Our entire group followed seconds later as no safety stop was needed when diving so shallow. I maintained my composure, even though I was shaken and worried for my client. I asked why he had surfaced instead of breathing from my tank, and he could hardly respond. He was a bit upset. His cool and fun party boy exterior had been cracked by the cold reality of death by drowning. He replied with a few deserved cuss words and asked me to breath off of my own ****ing spare. I attempted and to my horror nothing came out. It was broken. I let my client down. His trusted dive master, when needed, had failed. At the dive shop we inspected the faulty equipment and realized that the plastic internal membrane was cracked, causing the device to lock up and disallow any air to pass. Later that afternoon, I checked the rest of the spares and over half failed to work.
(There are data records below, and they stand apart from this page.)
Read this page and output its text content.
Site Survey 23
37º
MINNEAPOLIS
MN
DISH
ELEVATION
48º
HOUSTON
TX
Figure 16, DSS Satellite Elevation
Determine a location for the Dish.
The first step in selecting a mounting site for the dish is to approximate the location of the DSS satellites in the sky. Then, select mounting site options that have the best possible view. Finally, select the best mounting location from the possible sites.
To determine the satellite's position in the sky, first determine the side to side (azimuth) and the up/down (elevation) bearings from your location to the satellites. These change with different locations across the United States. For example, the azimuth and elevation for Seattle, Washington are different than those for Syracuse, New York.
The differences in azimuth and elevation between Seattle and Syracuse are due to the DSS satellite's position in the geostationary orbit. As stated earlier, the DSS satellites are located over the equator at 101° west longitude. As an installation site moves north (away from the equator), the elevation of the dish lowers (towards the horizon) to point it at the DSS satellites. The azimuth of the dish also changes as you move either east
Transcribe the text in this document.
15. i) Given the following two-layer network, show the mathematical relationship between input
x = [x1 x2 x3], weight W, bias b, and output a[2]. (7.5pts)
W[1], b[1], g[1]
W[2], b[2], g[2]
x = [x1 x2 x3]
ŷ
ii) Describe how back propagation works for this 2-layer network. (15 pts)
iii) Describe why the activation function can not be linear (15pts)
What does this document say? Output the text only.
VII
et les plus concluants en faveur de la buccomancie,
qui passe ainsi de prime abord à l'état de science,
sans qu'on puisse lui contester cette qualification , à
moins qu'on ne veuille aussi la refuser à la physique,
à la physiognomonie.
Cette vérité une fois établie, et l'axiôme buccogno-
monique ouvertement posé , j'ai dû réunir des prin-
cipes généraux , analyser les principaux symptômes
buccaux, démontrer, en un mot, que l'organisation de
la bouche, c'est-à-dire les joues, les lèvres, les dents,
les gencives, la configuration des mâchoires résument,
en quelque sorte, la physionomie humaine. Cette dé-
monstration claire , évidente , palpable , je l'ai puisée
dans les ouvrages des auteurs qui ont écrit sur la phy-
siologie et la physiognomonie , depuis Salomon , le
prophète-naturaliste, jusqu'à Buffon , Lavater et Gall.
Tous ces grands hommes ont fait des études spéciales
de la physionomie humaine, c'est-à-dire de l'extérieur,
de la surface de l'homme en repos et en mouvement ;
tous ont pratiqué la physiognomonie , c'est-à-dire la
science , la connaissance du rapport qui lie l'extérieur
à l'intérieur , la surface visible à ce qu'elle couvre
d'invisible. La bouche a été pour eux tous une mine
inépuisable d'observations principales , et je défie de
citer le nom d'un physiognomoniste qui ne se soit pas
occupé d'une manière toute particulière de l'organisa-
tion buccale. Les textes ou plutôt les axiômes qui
I could have killed a man, simply by not performing my requisite equipment checks.

Luckily my studs had been through the fraternity system, and a little near death experience was a pretty common occurrence. We were drinking green beer and laughing about the whole drama, reliving the underwater football game by five o’clock. My near dead client’s friends were unusually harsh if he overemphasized his close call with death. This seemed to bring smiles all around the bar and I was relieved that I wasn’t going to be sued. It was really silly for me to think that I would be sued. After all, we were in Honduras and I wasn’t even officially working. It’s the cheapest place in the Caribbean to dive, if you want safety and functioning equipment, head to Hawaii, or better yet a pool in the middle of Colorado.